The first thing to understand about Paul Mathew is that there is no Paul Mathew. It's a combination of names, like Kosta Browne—and that's not entirely unrelated, as you'll see.
The second thing to understand is, there is no Paul. While working as sommelier at John Ash & Co., Mat Gustafson persuaded his associate that starting a winery would be a really good idea. If this story sounds familiar, it's because when he left John Ash, Gustafson trained future Pinot Noir upstart Dan Kosta to be his replacement.
There's more to the story. While the associate, Paul, dropped out, Mat kept the name. Gustafson, experienced in wine sales and buying positions in the industry, took a winemaking position with Dutton Estate, and now manages the "gravity flow" custom crush facility at Moshin, where he also vints his product. Now, with the opening of their sunny, corner tasting room in downtown Graton, the story of Mat and Barb and a grape named Valdiguié just got a little less obscure.
The tasting room has a full-wall chalkboard for monthly wine and food seminars. Barb Gustafson says that she thinks a great winemaker is someone who understands food. "Mat's an incredible cook. To me, it doesn't come naturally," she admits. "But Mat has always loved cooking."
The 2012 Turner Vineyard Valdiguié ($20) mightn't make it to the main course. From an old, two-acre patch in Knights Valley, a survivor from the days when this obscure-sounding grape was the workhorse misnomer "Napa Gamay," it's a dark, cloudy pink, smells like a bucketful of fresh-crushed black grapes and tastes like strawberries—think Beaujolais Nouveau, although Barb says they like to think Cru Beaujolais. Different, and fun.

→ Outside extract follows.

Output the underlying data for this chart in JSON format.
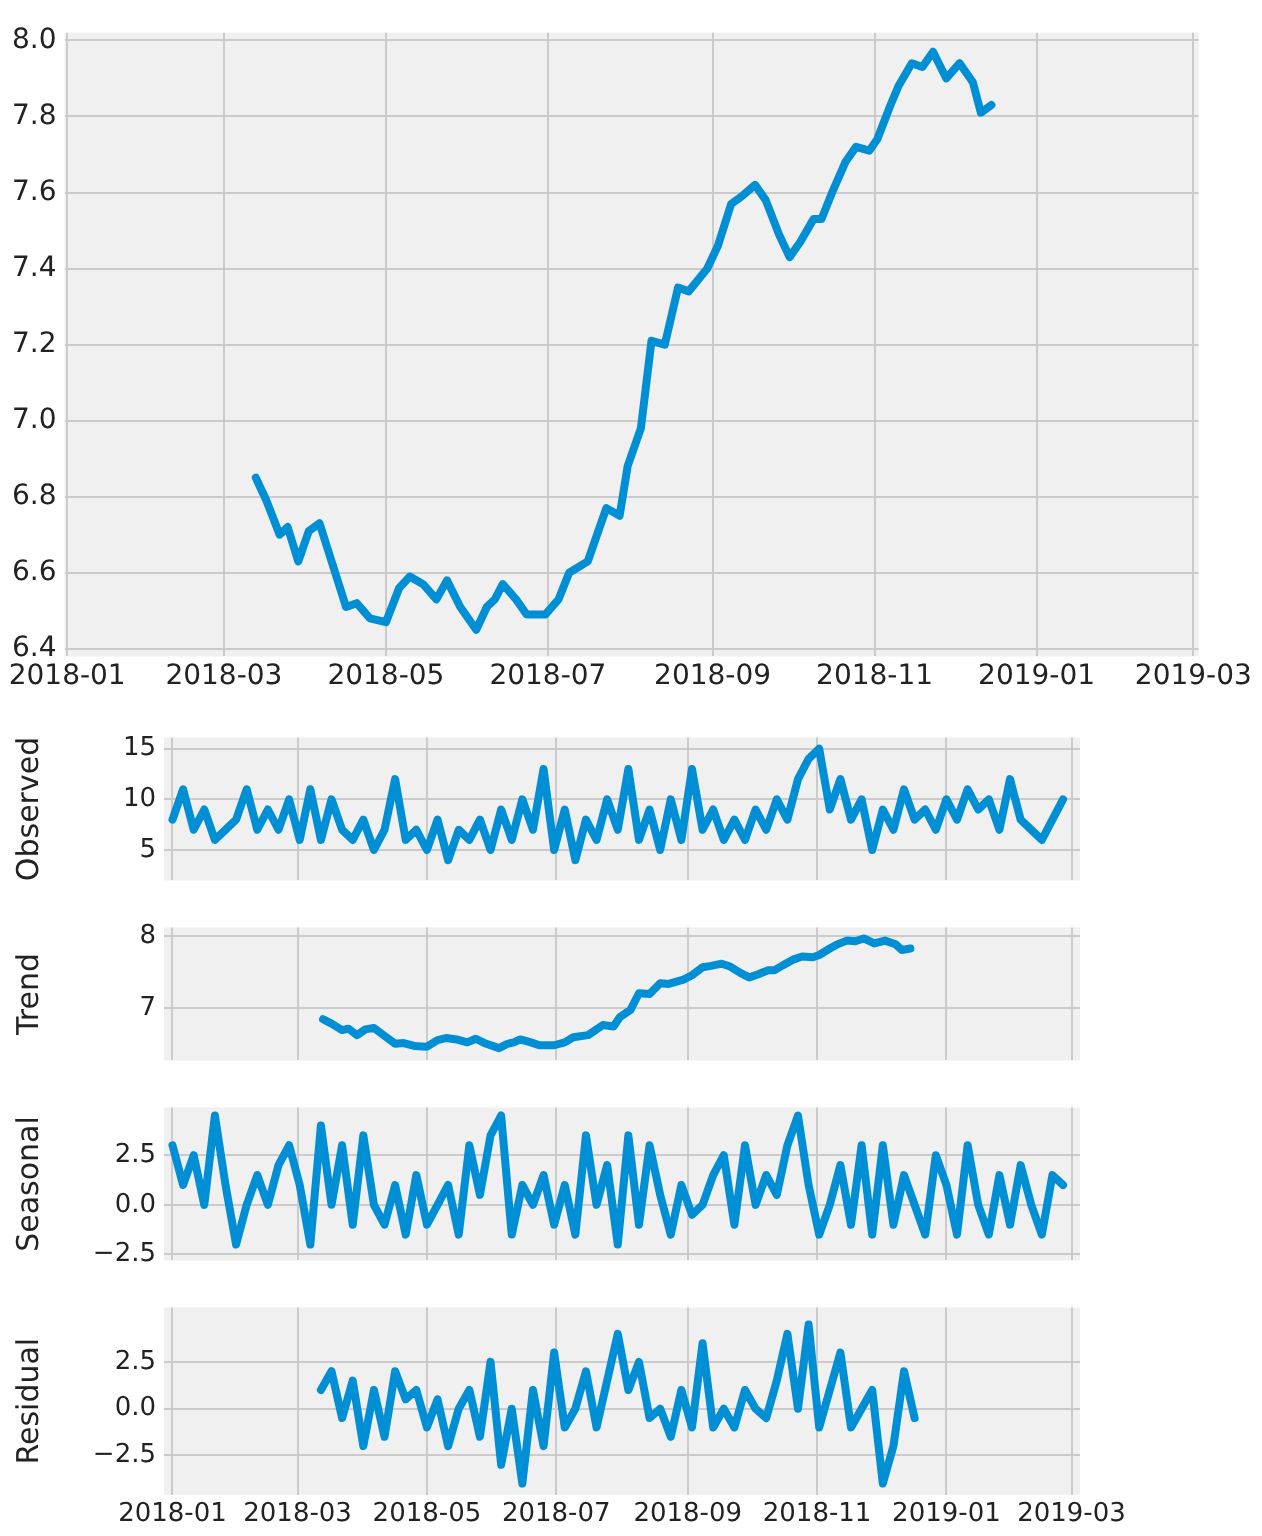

More familiar aromas of hard butterscotch candy jump right out of the 2010 Weeks Vineyard Chardonnay ($32) and hit the nose, while the dry, and dried herblike, slightly bitter palate demands to be taken seriously. The 2010 Russian River Valley Pinot Noir ($32) is a blend of lots from Horseshoe Bend, TnT and Ruxton, all small, family-run vineyards at the western edge of the AVA. It's got thyme and oregano spicing up bright raspberry flavors and a sort of sour cherry Chianti finish, while the individual vineyard releases ($45) slip progressively from hay, pine duff and bright cherry, into darker allspice, oily oak, and black cherry territory. The best recommendation? I'm told that nine out of 10 visitors choose to refund their tasting fee with a purchase. The fresh, crisp 2012 Rosé ($20) makes that choice easy.